Non riesco a comprenderlo sino in fondo: questa smania di fare diventare la propria corsa una "malattia" e assieme un "lavoro" faticosissimo, che - alla lunga - rischia di divenire insalubre o anche di uccidere.
Vedere tanti che si affannano al di là delle loro forze mi dà un senso di costrizione e di tristezza.
Perchè ciò che vedo è il sintomo dell'incapacità di fare autocrritica, di accettare la dimensione del tempo che è passato e che ha lasciato i suoi segni, di venire a termini con i propri limiti.
Gente che arriva al traguardo ansimando, sputacchiando, stravolta, con la bava alla bocca.
Gente terrea o grigia in volto.
Gente che casca per terra e deve essere soccorsa.
Gente che inciampa e finisce rovinosamente a terra prima del traguardo intrappolata dai crampi e che, anzichè ringraziare di non aver riportato alcun danno a causa della caduta rovinosa, riprendono la loro corsa zoppicanti, afflitti dai crampi non risolti e, rischiando di cadere una seconda volta, "devono" tagliare il traguardo senza sconti.
Un tempo, nell'osservare queste scene, ero intrappolato io stesso dai miei occhiali di legno di praticante della corsa (ma l'autoironia mi ha sempre salvato dal diventarne un fanatico), oggi invece, mi sembra soltanto che venga messa in atto una penosa ed insulsa retorica dell'eccesso, nonche una forma di accanimento sportivo, pari soltanto a quelle forme di accanimento terapeutico che si praticano su persone che sono già cadaveri.
E tutto questo, in un'atmosfera sovraeccitata, guasta - a mio avviso - lo spirito della festa che in una gara amatoriale dovrebbe essere quello da ricercare, trovando sempre la giusta temperatura...

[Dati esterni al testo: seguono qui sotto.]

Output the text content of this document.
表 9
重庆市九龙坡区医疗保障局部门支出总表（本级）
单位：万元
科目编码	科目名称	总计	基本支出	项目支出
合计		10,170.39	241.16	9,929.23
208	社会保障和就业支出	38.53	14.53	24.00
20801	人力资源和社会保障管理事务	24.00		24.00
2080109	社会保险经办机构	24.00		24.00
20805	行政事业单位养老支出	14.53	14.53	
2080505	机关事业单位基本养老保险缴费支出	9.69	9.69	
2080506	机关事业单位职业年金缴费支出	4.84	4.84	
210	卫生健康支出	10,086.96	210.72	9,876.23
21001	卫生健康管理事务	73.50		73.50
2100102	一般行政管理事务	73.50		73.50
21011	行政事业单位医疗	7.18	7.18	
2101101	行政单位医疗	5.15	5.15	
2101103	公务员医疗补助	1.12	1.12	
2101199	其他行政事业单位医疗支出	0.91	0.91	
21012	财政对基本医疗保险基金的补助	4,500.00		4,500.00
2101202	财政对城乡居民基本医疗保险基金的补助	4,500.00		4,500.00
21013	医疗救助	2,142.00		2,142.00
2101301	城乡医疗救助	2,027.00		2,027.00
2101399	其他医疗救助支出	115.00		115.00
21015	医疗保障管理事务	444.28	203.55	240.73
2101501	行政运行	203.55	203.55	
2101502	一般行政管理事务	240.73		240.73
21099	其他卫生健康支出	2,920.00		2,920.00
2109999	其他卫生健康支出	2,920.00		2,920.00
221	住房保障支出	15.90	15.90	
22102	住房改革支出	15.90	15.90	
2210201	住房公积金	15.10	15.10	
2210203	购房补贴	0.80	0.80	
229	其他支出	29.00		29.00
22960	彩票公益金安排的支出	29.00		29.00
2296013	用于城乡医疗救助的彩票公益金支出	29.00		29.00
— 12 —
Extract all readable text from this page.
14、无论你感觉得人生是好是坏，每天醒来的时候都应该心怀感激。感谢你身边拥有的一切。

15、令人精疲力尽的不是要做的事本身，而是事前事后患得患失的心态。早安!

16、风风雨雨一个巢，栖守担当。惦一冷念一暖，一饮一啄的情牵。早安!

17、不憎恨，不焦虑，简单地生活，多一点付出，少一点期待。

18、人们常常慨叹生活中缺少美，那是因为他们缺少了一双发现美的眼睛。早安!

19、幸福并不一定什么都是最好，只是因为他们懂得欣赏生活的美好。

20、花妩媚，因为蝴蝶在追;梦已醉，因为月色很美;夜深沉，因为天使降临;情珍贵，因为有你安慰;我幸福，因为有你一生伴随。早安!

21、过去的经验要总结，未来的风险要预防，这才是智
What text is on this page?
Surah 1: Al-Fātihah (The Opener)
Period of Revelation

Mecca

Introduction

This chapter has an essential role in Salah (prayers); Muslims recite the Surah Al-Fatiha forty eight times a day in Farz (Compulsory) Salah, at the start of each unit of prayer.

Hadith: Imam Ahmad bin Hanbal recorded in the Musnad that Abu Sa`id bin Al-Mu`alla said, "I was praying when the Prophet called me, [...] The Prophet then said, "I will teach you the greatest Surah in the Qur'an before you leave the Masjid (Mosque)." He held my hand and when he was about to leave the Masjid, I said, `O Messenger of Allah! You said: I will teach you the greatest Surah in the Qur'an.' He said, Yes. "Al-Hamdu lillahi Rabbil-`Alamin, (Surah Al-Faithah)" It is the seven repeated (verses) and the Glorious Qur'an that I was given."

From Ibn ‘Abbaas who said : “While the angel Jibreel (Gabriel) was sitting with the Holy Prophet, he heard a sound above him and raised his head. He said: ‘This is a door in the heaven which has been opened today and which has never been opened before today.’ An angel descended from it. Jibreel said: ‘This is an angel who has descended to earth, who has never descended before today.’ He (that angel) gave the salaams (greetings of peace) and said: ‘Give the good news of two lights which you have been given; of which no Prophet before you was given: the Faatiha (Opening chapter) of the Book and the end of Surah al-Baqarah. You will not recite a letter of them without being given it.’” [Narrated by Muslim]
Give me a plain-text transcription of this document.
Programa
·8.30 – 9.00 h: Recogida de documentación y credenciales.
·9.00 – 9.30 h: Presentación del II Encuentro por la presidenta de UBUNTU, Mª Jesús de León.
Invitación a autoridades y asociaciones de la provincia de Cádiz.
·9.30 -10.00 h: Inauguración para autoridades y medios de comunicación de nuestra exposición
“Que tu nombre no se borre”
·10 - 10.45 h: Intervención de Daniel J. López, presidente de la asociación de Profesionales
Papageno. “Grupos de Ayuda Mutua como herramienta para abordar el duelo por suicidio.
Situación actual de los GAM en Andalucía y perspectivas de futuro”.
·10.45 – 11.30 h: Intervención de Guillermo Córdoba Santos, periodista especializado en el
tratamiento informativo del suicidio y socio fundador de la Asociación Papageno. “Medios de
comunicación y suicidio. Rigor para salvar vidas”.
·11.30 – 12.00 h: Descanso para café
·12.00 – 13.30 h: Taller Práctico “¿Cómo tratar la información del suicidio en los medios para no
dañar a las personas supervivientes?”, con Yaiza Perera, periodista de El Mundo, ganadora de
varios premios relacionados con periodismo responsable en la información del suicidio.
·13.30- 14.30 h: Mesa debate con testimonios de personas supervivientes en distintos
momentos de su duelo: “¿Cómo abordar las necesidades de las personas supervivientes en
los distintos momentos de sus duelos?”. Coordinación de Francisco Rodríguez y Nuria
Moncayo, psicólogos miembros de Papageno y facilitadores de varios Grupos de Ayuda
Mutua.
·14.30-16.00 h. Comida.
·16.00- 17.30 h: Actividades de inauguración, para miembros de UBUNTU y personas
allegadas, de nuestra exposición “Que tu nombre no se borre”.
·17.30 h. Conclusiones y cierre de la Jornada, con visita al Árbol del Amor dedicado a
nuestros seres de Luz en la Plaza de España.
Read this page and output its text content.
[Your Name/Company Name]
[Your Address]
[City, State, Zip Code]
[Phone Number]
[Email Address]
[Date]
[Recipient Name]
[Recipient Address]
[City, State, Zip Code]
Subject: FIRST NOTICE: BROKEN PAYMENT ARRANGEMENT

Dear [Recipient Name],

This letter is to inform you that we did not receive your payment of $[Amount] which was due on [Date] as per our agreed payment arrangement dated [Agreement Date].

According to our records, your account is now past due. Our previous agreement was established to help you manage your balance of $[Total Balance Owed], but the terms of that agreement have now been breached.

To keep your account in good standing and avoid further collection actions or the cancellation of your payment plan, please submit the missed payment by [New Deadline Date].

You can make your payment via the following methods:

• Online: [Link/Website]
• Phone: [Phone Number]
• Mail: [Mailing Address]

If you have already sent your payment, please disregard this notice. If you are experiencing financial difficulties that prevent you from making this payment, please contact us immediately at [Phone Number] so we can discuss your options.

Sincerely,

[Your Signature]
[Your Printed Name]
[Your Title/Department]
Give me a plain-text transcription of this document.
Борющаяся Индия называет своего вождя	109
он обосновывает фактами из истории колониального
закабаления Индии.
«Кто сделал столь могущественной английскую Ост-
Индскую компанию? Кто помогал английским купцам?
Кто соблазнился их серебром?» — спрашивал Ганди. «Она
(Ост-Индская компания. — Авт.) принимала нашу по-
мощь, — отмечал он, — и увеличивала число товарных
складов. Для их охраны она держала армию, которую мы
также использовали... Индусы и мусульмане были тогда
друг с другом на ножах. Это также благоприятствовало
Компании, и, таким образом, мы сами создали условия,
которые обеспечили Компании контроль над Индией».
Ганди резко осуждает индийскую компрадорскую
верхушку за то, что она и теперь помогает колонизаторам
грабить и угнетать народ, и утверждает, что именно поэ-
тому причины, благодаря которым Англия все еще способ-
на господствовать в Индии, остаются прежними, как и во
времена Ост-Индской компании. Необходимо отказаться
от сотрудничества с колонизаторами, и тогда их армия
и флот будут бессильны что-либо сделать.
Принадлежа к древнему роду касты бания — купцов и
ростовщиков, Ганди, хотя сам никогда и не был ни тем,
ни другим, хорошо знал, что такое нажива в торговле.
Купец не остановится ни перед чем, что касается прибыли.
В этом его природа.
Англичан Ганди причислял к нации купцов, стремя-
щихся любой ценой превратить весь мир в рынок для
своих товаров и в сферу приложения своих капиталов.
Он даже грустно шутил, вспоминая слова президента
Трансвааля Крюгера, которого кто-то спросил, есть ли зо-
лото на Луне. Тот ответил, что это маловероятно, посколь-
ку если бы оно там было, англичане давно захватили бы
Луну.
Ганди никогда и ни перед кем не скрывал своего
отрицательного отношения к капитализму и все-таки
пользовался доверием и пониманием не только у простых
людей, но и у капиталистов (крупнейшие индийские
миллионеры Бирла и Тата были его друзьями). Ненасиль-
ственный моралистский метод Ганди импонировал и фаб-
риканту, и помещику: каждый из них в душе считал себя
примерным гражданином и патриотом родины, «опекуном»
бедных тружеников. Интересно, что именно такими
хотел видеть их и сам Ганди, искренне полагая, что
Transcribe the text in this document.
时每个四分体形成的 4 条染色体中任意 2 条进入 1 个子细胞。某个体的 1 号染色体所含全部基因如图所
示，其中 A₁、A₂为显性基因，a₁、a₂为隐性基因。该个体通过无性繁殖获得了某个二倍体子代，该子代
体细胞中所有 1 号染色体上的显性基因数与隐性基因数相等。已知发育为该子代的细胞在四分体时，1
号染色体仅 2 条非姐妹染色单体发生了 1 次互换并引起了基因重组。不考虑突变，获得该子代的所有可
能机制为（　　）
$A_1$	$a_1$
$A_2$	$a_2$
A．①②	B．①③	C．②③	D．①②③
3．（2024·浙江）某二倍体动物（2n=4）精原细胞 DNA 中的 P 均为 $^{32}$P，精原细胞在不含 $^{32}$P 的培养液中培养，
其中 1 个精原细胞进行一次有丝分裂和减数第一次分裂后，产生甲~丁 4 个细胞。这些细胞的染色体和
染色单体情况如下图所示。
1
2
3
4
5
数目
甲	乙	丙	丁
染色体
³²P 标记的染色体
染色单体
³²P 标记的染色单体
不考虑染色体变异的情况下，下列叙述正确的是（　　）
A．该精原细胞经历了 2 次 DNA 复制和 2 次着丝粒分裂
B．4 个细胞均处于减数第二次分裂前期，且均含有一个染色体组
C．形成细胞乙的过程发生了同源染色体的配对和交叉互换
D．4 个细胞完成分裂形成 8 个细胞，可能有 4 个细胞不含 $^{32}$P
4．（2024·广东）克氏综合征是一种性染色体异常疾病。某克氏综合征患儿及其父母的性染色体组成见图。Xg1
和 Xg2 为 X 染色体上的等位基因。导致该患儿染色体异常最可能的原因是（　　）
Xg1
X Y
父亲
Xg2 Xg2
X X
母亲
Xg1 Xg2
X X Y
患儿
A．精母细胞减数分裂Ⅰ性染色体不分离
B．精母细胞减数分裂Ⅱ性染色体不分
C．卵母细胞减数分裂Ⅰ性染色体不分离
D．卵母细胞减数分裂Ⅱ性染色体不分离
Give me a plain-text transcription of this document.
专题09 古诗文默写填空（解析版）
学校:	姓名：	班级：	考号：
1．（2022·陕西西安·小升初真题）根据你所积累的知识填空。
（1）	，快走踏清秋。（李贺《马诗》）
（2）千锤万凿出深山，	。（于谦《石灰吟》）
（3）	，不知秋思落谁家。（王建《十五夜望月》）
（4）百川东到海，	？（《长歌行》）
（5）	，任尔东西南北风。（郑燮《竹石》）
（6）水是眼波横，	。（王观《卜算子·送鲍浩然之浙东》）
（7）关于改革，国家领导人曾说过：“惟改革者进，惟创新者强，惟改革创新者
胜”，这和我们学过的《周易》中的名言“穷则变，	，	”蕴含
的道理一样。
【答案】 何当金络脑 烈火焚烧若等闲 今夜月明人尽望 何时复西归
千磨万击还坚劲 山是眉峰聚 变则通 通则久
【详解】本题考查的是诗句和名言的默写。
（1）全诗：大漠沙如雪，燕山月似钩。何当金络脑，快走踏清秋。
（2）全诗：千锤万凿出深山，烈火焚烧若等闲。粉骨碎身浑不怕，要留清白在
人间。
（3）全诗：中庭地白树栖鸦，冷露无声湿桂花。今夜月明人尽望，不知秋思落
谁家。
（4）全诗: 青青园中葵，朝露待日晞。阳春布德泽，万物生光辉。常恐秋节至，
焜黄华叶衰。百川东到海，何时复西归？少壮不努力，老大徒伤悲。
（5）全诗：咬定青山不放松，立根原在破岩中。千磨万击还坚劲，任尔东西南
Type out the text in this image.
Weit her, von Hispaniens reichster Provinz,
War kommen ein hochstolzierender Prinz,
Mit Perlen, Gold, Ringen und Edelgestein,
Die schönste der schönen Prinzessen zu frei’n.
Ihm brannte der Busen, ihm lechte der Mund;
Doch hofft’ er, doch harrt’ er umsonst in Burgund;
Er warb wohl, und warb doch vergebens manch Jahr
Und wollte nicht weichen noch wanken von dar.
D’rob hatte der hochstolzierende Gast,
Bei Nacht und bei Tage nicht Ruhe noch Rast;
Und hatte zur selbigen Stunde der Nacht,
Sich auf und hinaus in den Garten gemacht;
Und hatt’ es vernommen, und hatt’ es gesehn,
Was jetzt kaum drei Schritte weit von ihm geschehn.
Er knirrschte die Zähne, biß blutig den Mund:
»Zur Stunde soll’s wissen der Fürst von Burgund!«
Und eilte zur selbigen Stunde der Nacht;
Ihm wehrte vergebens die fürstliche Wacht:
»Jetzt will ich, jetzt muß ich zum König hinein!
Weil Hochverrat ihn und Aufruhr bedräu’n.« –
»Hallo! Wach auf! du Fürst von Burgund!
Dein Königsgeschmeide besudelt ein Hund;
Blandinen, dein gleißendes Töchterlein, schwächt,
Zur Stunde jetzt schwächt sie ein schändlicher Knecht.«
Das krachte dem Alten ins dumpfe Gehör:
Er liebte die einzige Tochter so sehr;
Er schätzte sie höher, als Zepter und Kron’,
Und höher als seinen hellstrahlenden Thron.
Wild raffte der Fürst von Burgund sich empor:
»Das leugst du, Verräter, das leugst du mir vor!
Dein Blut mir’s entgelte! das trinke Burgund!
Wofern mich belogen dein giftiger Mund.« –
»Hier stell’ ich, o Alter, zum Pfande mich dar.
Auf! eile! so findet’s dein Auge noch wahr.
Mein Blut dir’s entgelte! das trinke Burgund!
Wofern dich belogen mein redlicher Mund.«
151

Tutto questo è in parte il risultato di un sovra-pompaggio mediatico dello sport non più come partecipazione ma come ricerca quasi sovrumana del risultato, del "bel" risultato, cosa che affligge al giorno d'oggi, quasi tutte le corse su strada (che dovrebbero essere per amatori, ma diventano tout court "competitive", dimenticando la necessaria attribuzione di "amatoriali"), dove ci si ritrova a livello individuale e di società ad una competizione sfrenata e quasi eccessiva, guardando in modo esasperato al risultato: il podio assoluto oppure quello di categoria; o ancora, non potendo fare di meglio anche limare di una manciata di secondi il proprio risultato nella stessa distanza (ma al prezzo di inennarrabili sofferenze): che è poi uno dei mali che afflige la società podistiche e la FIDAL stessa, come sottolinea Donati
Peraltro, il verbo della competitività spinta allo stremo è anche espressione della strenua lotta di ogni individuo per non non doversi trovare a camminare irreevocabilmente lungo il "viale del tramonto".
Sinchè si è in pista e, prossimi al crollo psico-fisico e con la bava alla bocca, si è in pista.
Ma tutto ciò implica la negazione di una relazione sana, igienica, salubre per la mente e per il corpo, con la corsa intesa come semplice attività sportiva.